Es nutzt das Kohlendioxid der Kohlendioxidfilteranlage und den Wasserstoff der Sauerstofferzeugungsanlage um daraus Wasser und Methan zu erzeugen. Während das Wasser im Wasserwiederaufbereitungssystem (WRS) der Weiterverwendung zugeführt wird, kann das Methan kontrolliert ins All abgelassen werden. Alle vier Systeme, Sauerstofferzeugung, Wasserwiederaufbereitung, Kohlendioxidfilter und der neue Sabatier-Reaktor, befinden sich im Tranquility-Modul und machen es damit zum zentralen Element der amerikanischen Selbstversorgung. Ziel ist es zukünftig 2000 Liter Wasser pro Jahr zu erzeugen.
Der für Laborzwecke geeignete Gefrierschrank MELFI2 (Minus Eighty Laboratory Freezer) im Labormodul Destiny wurde umgesetzt. Er wurde von seiner jetzigen Position S2 nach S1 verschoben und erneut an den Kühlkreislauf angeschlossen. Nötig wurde dies, da im Wochenverlauf die Handschuhbox MSG (Microgravity Science Glovebox) aus dem Labormodul Columbus nach Destiny gebracht und an der Position S2 eingebaut wurde. Dieser Umbau schaffte in Columbus den nötigen Platz, um dort das europäische Trainingssystem zur Eindämmung von Muskelschwund MARES zu installieren. MARES wurde bei STS-131, mit dem Space-Shuttle Discovery, im April 2010 zur ISS transportiert.
Am 25. Oktober 2010 verließ das russische Transportraumschiff Progress-M 05M nach fast sechsmonatiger Kopplungsdauer die internationale Raumstation.

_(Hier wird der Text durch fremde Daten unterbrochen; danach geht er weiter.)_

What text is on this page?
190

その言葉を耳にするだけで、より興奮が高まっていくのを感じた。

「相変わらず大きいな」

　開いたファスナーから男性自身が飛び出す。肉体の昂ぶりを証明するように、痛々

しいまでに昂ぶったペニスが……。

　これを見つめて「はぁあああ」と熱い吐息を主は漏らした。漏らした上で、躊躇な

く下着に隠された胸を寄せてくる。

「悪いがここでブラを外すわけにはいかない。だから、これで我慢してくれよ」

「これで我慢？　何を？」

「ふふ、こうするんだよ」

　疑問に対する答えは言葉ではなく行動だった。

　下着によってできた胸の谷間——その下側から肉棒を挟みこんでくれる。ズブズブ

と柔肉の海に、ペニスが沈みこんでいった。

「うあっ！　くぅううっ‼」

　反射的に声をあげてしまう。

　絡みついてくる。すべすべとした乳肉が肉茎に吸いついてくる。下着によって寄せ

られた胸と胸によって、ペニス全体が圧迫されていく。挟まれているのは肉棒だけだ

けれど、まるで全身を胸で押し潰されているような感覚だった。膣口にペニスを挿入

Die Besatzung der ISS hatte die Woche zuvor Müll, etliche nicht mehr benötigte Gegenstände und Flüssigkeiten in dem Frachter verstaut. Nach drei Wochen Flugdauer und einigen geophysikalischen Experimenten in sicherer Entfernung von der Station, ist Progress-M 05M am 15. November in der Erdatmosphäre verglüht.
Die mittlere Umlaufbahn der ISS wurde am 26. Oktober 2010 außerplanmäßig angehoben. Grund dafür war ein Trümmerteil des Satelliten UARS mit der Bezeichnung #81621. Dabei wurden die acht Manövriertriebwerke von Progress M-07M eingesetzt, um die ISS um 0,7 km auf eine durchschnittliche Umlaufbahn von 353,6 km anzuheben. Die Geschwindigkeit erhöhte sich durch das dreiminütige DAM (Debris Avoidance Maneuver) genannte Manöver um 0,4 m/s und brachte die ISS aus dem Bereich einer, wenn auch unwahrscheinlichen, Kollision. Nach diesem Ausweichmanöver, passierte das Trümmerteil die Bahn der ISS in 1,5 Kilometern Entfernung.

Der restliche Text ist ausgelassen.